Die Mädels haben aufgegeben, sich musiktechnisch überzeugen zu wollen. Per rasanter Datenautobahn ICQ schicken sie sich zwar ihre jeweiligen Lieblingsstücke zu. Die kommen aber auf der anderen Seite nicht unbedingt als Ohrwürmer an. „Ein paar Stücke, die Jessy mag, hör“ ich auch“, sagt ihre Freundin. Und umgekehrt. Der Musikgeschmack gehört zur Grenzziehung: Was man hört, bestimmt auch das Outfit – als Erkennungseffekt. Andere Bewegungen wie Punk und Rock werden geduldet.
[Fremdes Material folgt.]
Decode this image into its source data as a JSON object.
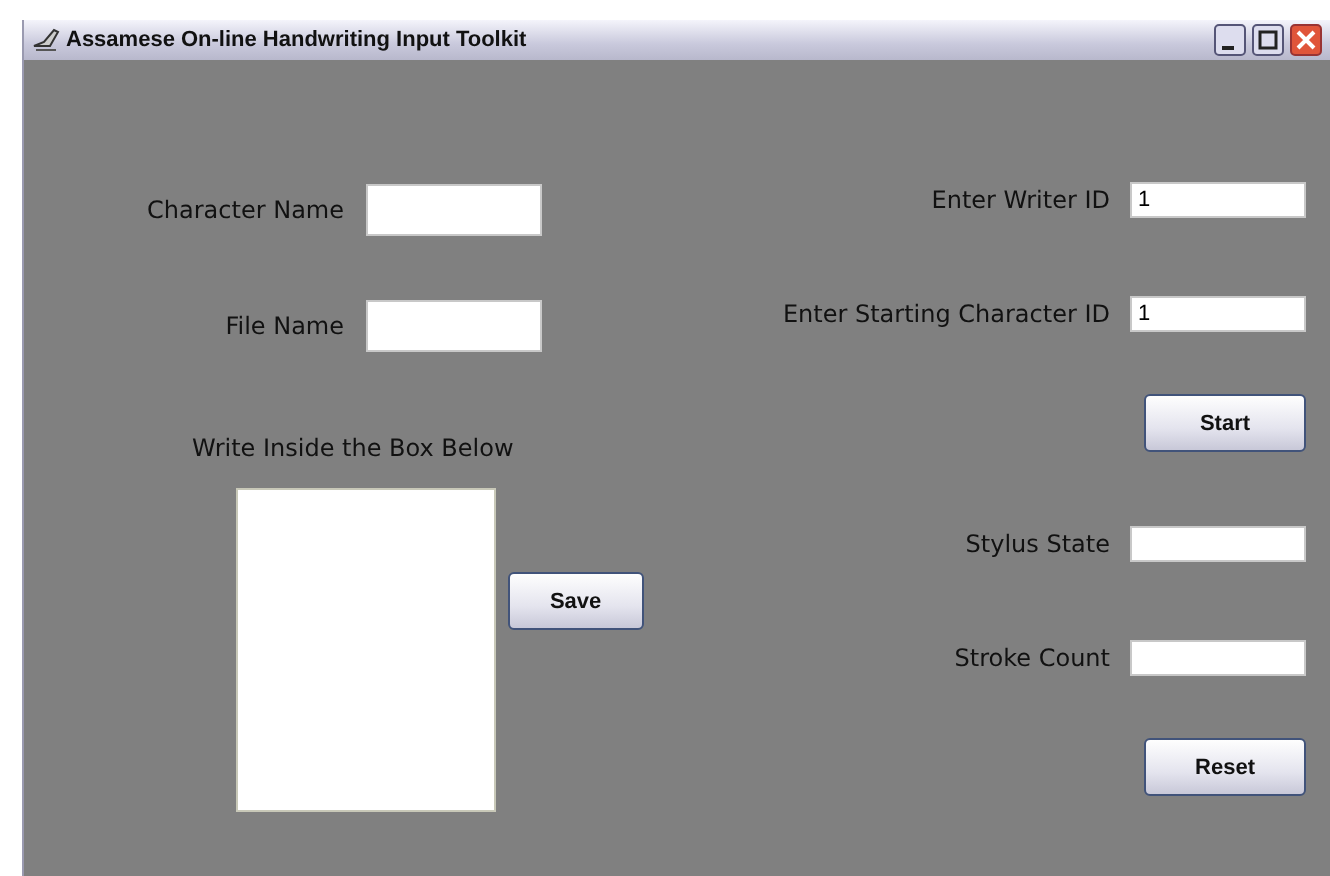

„Was gar nicht geht sind Tussis“, sagt Jessy. Die hätten nur ihr Äußeres im Kopf, seien eingebildet – einfach suspekt. „Wenn die schon ankommen und uns von oben bis unten anglotzen“, imitiert Chrissy den abschätzenden Blick. Und Jessy liefert gleich ihr Motto dazu: „Wenn ihr lacht, weil ich anders bin, lache ich, weil ihr gleich seid.“ Trotzdem gehe sie mit ihrer allerbesten Freundin gerne stundenlang shoppen. „Schließlich sind wir Mädchen.“Aber sie stehen eben nicht auf so Glitzerkram, sondern eben mehr auf klobige Goldketten und Nietengürtel. Piercing sei auch okay, sagt die 15-Jährige, die mal eins in der Unterlippe hatte. „Ist aber rausgefallen und das Loch wieder zugewachsen.“ Total out seien hingegen die so genannten „Arschgeweihe“ – auf den Rücken oberhalb des Steißbeins tätowierte geschwungene, verzweigte Fantasiesymbole. „Blöd nur, wenn man so was schon hat“, kommentiert Chrissy.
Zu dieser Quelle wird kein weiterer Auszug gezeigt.